Lithium requires regular blood monitoring because the effective dose and the toxic dose are not far apart. The typical target blood level for maintenance treatment is 0.6 to 0.8 mmol/L. Going above this range increases the risk of toxicity, which can affect the kidneys, thyroid, and other organs.
Long-term lithium use has specific health considerations. Kidney function declines about 30% more than it would from aging alone, and this decline can become irreversible. Up to 40% of people on lithium develop an enlarged thyroid gland, and roughly 20% develop an underactive thyroid. Lithium also tends to raise calcium and parathyroid hormone levels by about 10%, which can lead to further complications over time. Because of these risks, people taking lithium need regular blood work to monitor kidney function, thyroid levels, and lithium concentration.
Stimulants
Stimulants are the primary treatment for attention deficit hyperactivity disorder (ADHD). They might seem counterintuitive for a condition associated with hyperactivity, but they work by boosting activity in the prefrontal cortex, the brain region responsible for focus, planning, and impulse control.
The two main types are methylphenidate-based and amphetamine-based medications. Both block the reabsorption of dopamine and norepinephrine, increasing the availability of these chemicals at nerve connections. In the prefrontal cortex specifically, there are relatively few dopamine transporters, so the effect in this region may depend more on blocking norepinephrine transporters. The net result is improved concentration, reduced impulsivity, and better executive function.
Stimulants take effect quickly, often within an hour, and come in short-acting and extended-release formulations. Common side effects include reduced appetite, difficulty sleeping, and increased heart rate. Because stimulants have potential for misuse, they are classified as controlled substances.

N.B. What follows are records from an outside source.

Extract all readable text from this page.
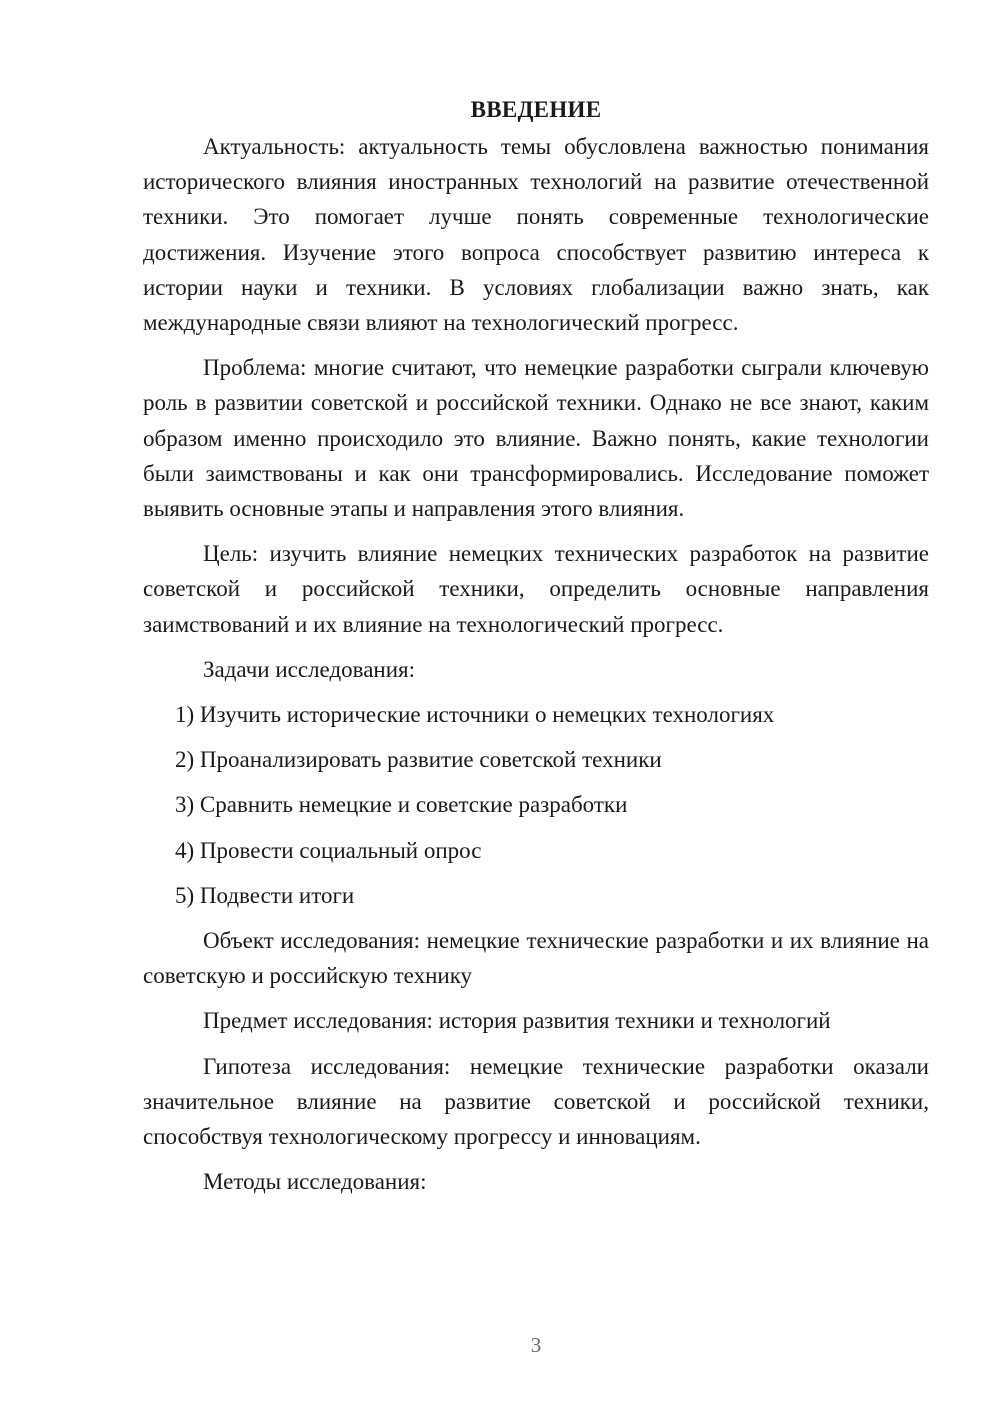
ВВЕДЕНИЕ

Актуальность: актуальность темы обусловлена важностью понимания исторического влияния иностранных технологий на развитие отечественной техники. Это помогает лучше понять современные технологические достижения. Изучение этого вопроса способствует развитию интереса к истории науки и техники. В условиях глобализации важно знать, как международные связи влияют на технологический прогресс.

Проблема: многие считают, что немецкие разработки сыграли ключевую роль в развитии советской и российской техники. Однако не все знают, каким образом именно происходило это влияние. Важно понять, какие технологии были заимствованы и как они трансформировались. Исследование поможет выявить основные этапы и направления этого влияния.

Цель: изучить влияние немецких технических разработок на развитие советской и российской техники, определить основные направления заимствований и их влияние на технологический прогресс.

Задачи исследования:

1) Изучить исторические источники о немецких технологиях
2) Проанализировать развитие советской техники
3) Сравнить немецкие и советские разработки
4) Провести социальный опрос
5) Подвести итоги

Объект исследования: немецкие технические разработки и их влияние на советскую и российскую технику

Предмет исследования: история развития техники и технологий

Гипотеза исследования: немецкие технические разработки оказали значительное влияние на развитие советской и российской техники, способствуя технологическому прогрессу и инновациям.

Методы исследования:

3
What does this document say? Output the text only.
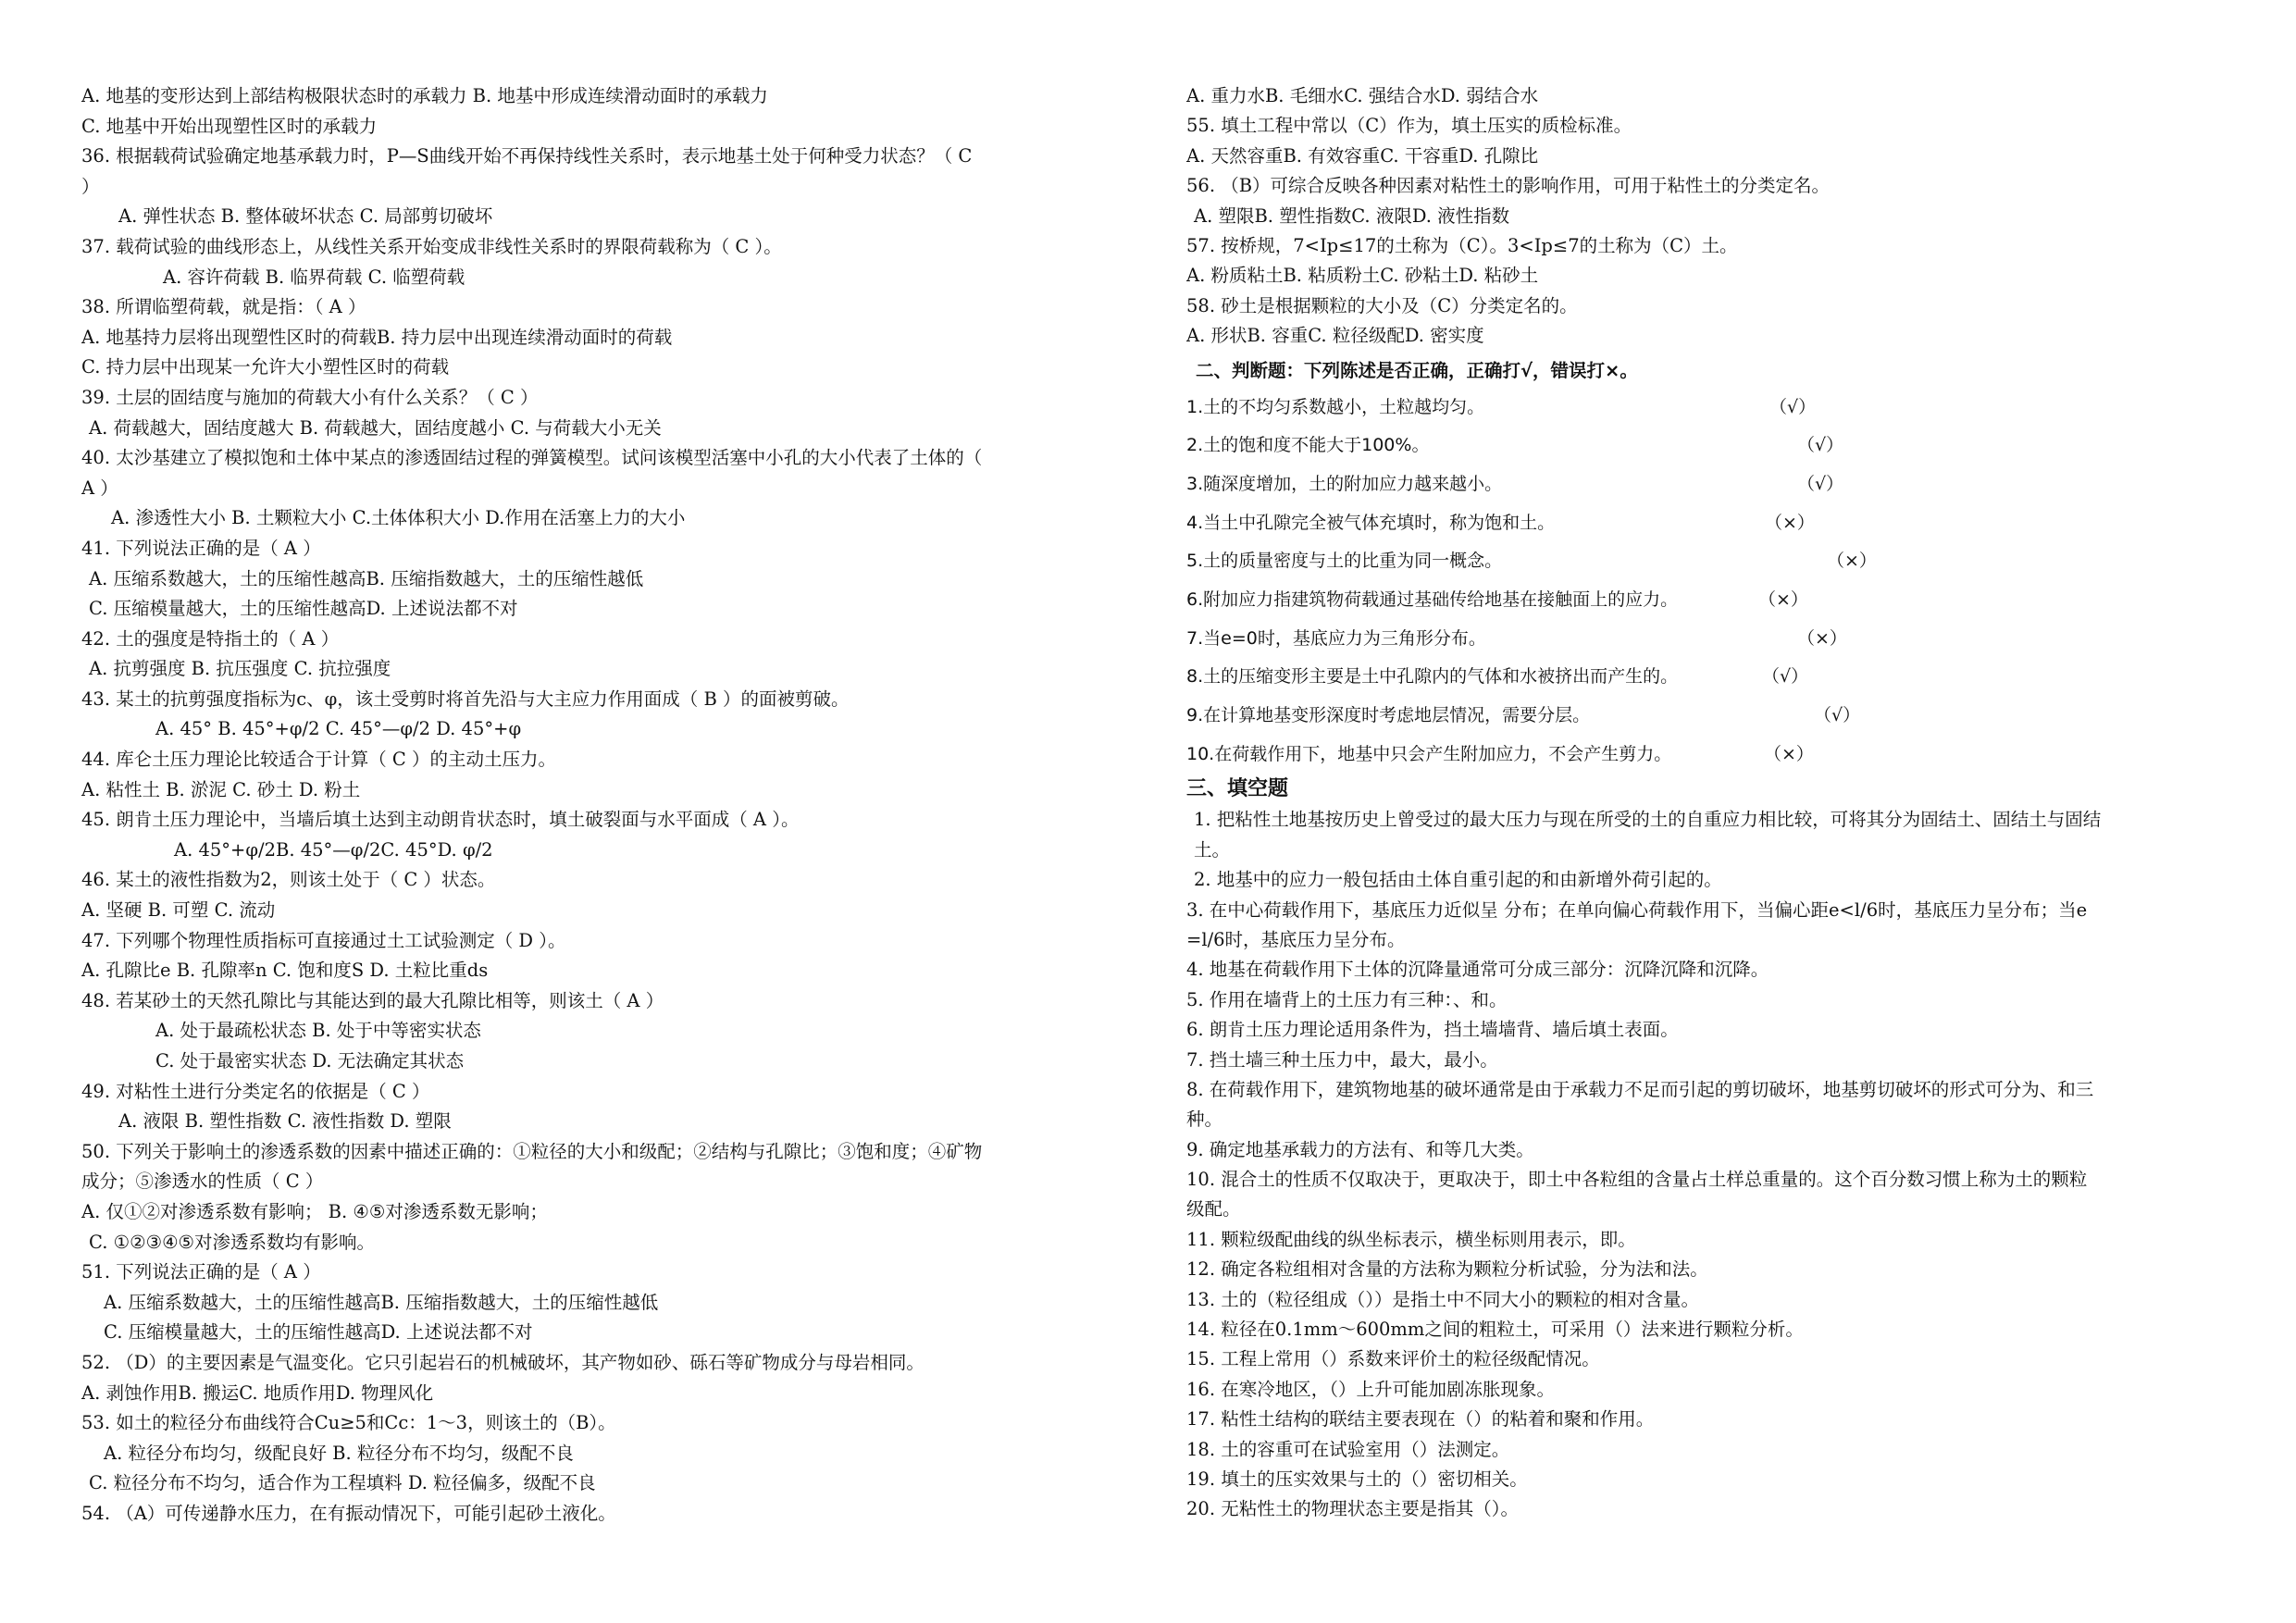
A. 地基的变形达到上部结构极限状态时的承载力 B. 地基中形成连续滑动面时的承载力
C. 地基中开始出现塑性区时的承载力
36. 根据载荷试验确定地基承载力时，P—S曲线开始不再保持线性关系时，表示地基土处于何种受力状态？（ C
）
A. 弹性状态 B. 整体破坏状态 C. 局部剪切破坏
37. 载荷试验的曲线形态上，从线性关系开始变成非线性关系时的界限荷载称为（ C ）。
A. 容许荷载 B. 临界荷载 C. 临塑荷载
38. 所谓临塑荷载，就是指：（ A ）
A. 地基持力层将出现塑性区时的荷载B. 持力层中出现连续滑动面时的荷载
C. 持力层中出现某一允许大小塑性区时的荷载
39. 土层的固结度与施加的荷载大小有什么关系？（ C ）
A. 荷载越大，固结度越大 B. 荷载越大，固结度越小 C. 与荷载大小无关
40. 太沙基建立了模拟饱和土体中某点的渗透固结过程的弹簧模型。试问该模型活塞中小孔的大小代表了土体的（
A ）
A. 渗透性大小 B. 土颗粒大小 C.土体体积大小 D.作用在活塞上力的大小
41. 下列说法正确的是（ A ）
A. 压缩系数越大，土的压缩性越高B. 压缩指数越大，土的压缩性越低
C. 压缩模量越大，土的压缩性越高D. 上述说法都不对
42. 土的强度是特指土的（ A ）
A. 抗剪强度 B. 抗压强度 C. 抗拉强度
43. 某土的抗剪强度指标为c、φ，该土受剪时将首先沿与大主应力作用面成（ B ）的面被剪破。
A. 45° B. 45°+φ/2 C. 45°—φ/2 D. 45°+φ
44. 库仑土压力理论比较适合于计算（ C ）的主动土压力。
A. 粘性土 B. 淤泥 C. 砂土 D. 粉土
45. 朗肯土压力理论中，当墙后填土达到主动朗肯状态时，填土破裂面与水平面成（ A ）。
A. 45°+φ/2B. 45°—φ/2C. 45°D. φ/2
46. 某土的液性指数为2，则该土处于（ C ）状态。
A. 坚硬 B. 可塑 C. 流动
47. 下列哪个物理性质指标可直接通过土工试验测定（ D ）。
A. 孔隙比e B. 孔隙率n C. 饱和度S D. 土粒比重ds
48. 若某砂土的天然孔隙比与其能达到的最大孔隙比相等，则该土（ A ）
A. 处于最疏松状态 B. 处于中等密实状态
C. 处于最密实状态 D. 无法确定其状态
49. 对粘性土进行分类定名的依据是（ C ）
A. 液限 B. 塑性指数 C. 液性指数 D. 塑限
50. 下列关于影响土的渗透系数的因素中描述正确的：①粒径的大小和级配；②结构与孔隙比；③饱和度；④矿物
成分；⑤渗透水的性质（ C ）
A. 仅①②对渗透系数有影响； B. ④⑤对渗透系数无影响；
C. ①②③④⑤对渗透系数均有影响。
51. 下列说法正确的是（ A ）
A. 压缩系数越大，土的压缩性越高B. 压缩指数越大，土的压缩性越低
C. 压缩模量越大，土的压缩性越高D. 上述说法都不对
52. （D）的主要因素是气温变化。它只引起岩石的机械破坏，其产物如砂、砾石等矿物成分与母岩相同。
A. 剥蚀作用B. 搬运C. 地质作用D. 物理风化
53. 如土的粒径分布曲线符合Cu≥5和Cc：1～3，则该土的（B）。
A. 粒径分布均匀，级配良好 B. 粒径分布不均匀，级配不良
C. 粒径分布不均匀，适合作为工程填料 D. 粒径偏多，级配不良
54. （A）可传递静水压力，在有振动情况下，可能引起砂土液化。
A. 重力水B. 毛细水C. 强结合水D. 弱结合水
55. 填土工程中常以（C）作为，填土压实的质检标准。
A. 天然容重B. 有效容重C. 干容重D. 孔隙比
56. （B）可综合反映各种因素对粘性土的影响作用，可用于粘性土的分类定名。
A. 塑限B. 塑性指数C. 液限D. 液性指数
57. 按桥规，7<Ip≤17的土称为（C）。3<Ip≤7的土称为（C）土。
A. 粉质粘土B. 粘质粉土C. 砂粘土D. 粘砂土
58. 砂土是根据颗粒的大小及（C）分类定名的。
A. 形状B. 容重C. 粒径级配D. 密实度
二、判断题：下列陈述是否正确，正确打√，错误打×。
1.土的不均匀系数越小，土粒越均匀。	（√）
2.土的饱和度不能大于100%。	（√）
3.随深度增加，土的附加应力越来越小。	（√）
4.当土中孔隙完全被气体充填时，称为饱和土。	（×）
5.土的质量密度与土的比重为同一概念。	（×）
6.附加应力指建筑物荷载通过基础传给地基在接触面上的应力。	（×）
7.当e=0时，基底应力为三角形分布。	（×）
8.土的压缩变形主要是土中孔隙内的气体和水被挤出而产生的。	（√）
9.在计算地基变形深度时考虑地层情况，需要分层。	（√）
10.在荷载作用下，地基中只会产生附加应力，不会产生剪力。	（×）
三、填空题
1. 把粘性土地基按历史上曾受过的最大压力与现在所受的土的自重应力相比较，可将其分为固结土、固结土与固结
土。
2. 地基中的应力一般包括由土体自重引起的和由新增外荷引起的。
3. 在中心荷载作用下，基底压力近似呈 分布；在单向偏心荷载作用下，当偏心距e<l/6时，基底压力呈分布；当e
=l/6时，基底压力呈分布。
4. 地基在荷载作用下土体的沉降量通常可分成三部分：沉降沉降和沉降。
5. 作用在墙背上的土压力有三种：、和。
6. 朗肯土压力理论适用条件为，挡土墙墙背、墙后填土表面。
7. 挡土墙三种土压力中，最大，最小。
8. 在荷载作用下，建筑物地基的破坏通常是由于承载力不足而引起的剪切破坏，地基剪切破坏的形式可分为、和三
种。
9. 确定地基承载力的方法有、和等几大类。
10. 混合土的性质不仅取决于，更取决于，即土中各粒组的含量占土样总重量的。这个百分数习惯上称为土的颗粒
级配。
11. 颗粒级配曲线的纵坐标表示，横坐标则用表示，即。
12. 确定各粒组相对含量的方法称为颗粒分析试验，分为法和法。
13. 土的（粒径组成（））是指土中不同大小的颗粒的相对含量。
14. 粒径在0.1mm～600mm之间的粗粒土，可采用（）法来进行颗粒分析。
15. 工程上常用（）系数来评价土的粒径级配情况。
16. 在寒冷地区，（）上升可能加剧冻胀现象。
17. 粘性土结构的联结主要表现在（）的粘着和聚和作用。
18. 土的容重可在试验室用（）法测定。
19. 填土的压实效果与土的（）密切相关。
20. 无粘性土的物理状态主要是指其（）。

Stopping Psychotherapeutic Drugs Safely
One important reality that applies across nearly all psychotherapeutic drug classes is that stopping suddenly can cause problems. Discontinuation syndrome, a set of physical and psychological symptoms that emerge when a medication is stopped too quickly, is well-documented with antidepressants, benzodiazepines, and other psychotropic medications. Symptoms can include dizziness, nausea, irritability, sleep disruption, and sensory disturbances that are sometimes mistaken for a return of the original condition.
Despite how common this issue is, there is surprisingly little formal guidance on the best way to taper each class of medication. The general principle is gradual dose reduction over weeks or months rather than abrupt cessation, with the pace depending on how long you’ve been taking the medication, the dose, and the specific drug involved. People on low doses for short periods can sometimes stop without a taper, while those on higher doses or longer durations typically need a slower, more careful reduction.